Su pelo olía a noche y a calles mojadas.
-       Estar. Eso es lo que has hecho.
Se dio la vuelta y nos miramos. Pasaron segundos, minutos, no sé, pero como en un acuerdo tácito, nos levantamos a desayunar furtivamente todo lo que encontramos por la cocina. Al acabar pasé por el baño, y al regresar a la habitación me la encontré destapada, desnuda casi por completo, comiendo una galleta maría que no sé de dónde sacaría y cuyas pocas migas caían, casi en slow motion para mí, sobre su pecho totalmente al descubierto. Las piernas cruzadas, relajadas, también desnudas; solo unas bonitas bragas cubrían aquella preciosidad que era Gala. Hacía calor en la habitación, sí, pero el sofoco que me entró en aquel momento, allí parado procesando esa mágica visión, no se debía a la calefacción, sino a otra cosa más primitiva y abstracta llamada deseo. Me miró y se mordió el labio, pero esta vez de forma consciente, sabiendo que aquello a mí me volvía loco.
-       ¿Sabes en qué palabra estoy pensando? –le pregunté.
-       ¿Erección? –me dijo divertida, señalando con la mirada a mi pantalón de deporte, en ese preciso instante tienda de campaña en vertical.

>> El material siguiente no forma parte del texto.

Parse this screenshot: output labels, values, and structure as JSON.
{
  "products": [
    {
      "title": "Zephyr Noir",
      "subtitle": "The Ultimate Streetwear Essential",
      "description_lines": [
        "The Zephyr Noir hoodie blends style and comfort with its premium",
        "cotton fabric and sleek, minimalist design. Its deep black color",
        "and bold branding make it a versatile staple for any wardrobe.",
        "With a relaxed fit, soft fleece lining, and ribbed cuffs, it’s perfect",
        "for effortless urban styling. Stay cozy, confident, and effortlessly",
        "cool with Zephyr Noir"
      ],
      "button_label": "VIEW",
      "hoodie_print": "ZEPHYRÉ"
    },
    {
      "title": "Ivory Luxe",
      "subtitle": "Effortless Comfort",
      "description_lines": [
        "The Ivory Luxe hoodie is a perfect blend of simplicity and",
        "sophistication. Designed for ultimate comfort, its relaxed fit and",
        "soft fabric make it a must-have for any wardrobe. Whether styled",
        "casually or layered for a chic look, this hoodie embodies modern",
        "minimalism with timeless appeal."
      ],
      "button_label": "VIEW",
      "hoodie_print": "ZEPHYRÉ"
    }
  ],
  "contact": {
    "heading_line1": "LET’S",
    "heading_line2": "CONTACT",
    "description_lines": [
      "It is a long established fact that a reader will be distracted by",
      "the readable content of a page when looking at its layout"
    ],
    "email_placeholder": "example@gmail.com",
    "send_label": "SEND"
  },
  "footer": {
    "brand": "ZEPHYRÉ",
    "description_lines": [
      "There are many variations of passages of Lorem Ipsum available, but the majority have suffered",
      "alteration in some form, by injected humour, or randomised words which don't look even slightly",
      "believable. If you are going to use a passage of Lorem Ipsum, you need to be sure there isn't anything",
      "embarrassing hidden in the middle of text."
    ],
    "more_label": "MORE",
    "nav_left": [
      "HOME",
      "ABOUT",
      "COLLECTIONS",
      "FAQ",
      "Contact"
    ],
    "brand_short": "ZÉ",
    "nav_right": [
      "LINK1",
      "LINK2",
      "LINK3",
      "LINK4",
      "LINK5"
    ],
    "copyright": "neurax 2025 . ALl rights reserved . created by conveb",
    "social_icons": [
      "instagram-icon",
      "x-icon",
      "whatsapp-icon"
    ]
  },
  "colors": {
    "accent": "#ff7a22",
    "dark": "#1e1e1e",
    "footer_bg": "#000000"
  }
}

-       No, pensaba en “deseo”.
Al principio me había propuesto ser más o menos fuerte ante la situación, no caer rendido ante ella y el erotismo del momento como un animal en celo, pero mi buen amigo el de abajo no atendía razones y era la expresión más notable de lo que mi corazón sentía bajo mi piel, latiendo fuertemente, dotando de más vida si cabe a mis extremidades, que se agitaban algo nerviosas esperando su momento para entrar en acción. Se incorporó en la cama sacudiéndose las migas del pecho y comenzó a hacerse una coleta con la goma que llevaba en la muñeca. Acabó. Se quedó allí, sobre sus rodillas, mirándome con una curiosidad infinita. Parpadeé instintivamente, como si haciéndolo me asegurara el convertir aquellas escenas de Gala desnuda esperándome en recuerdos visuales que pudiera guardar de por vida en mi mente.
-       Ven –me dijo con orgullo, sabiendo que yo iría.
Y fui. Al principio tratando de contener las ganas que le tenía, pero luego ya no importaba nada, ni siquiera las galletas que ella amontonara en un rincón de la cama y que comenzaron a crujir bajo el peso de nuestros cuerpos llegando incluso a doler. Un dolor dulce, eso sí, pues estábamos anestesiados por las risas, los suspiros, los besos, las miradas y las ganas que teníamos de no soltarnos jamás, por mucho que el calendario nos chillara que aquello se había acabado. Hicimos el amor, pero amor en mayúsculas y entre signos de exclamación, como la noche anterior. Eso fue lo que pasó.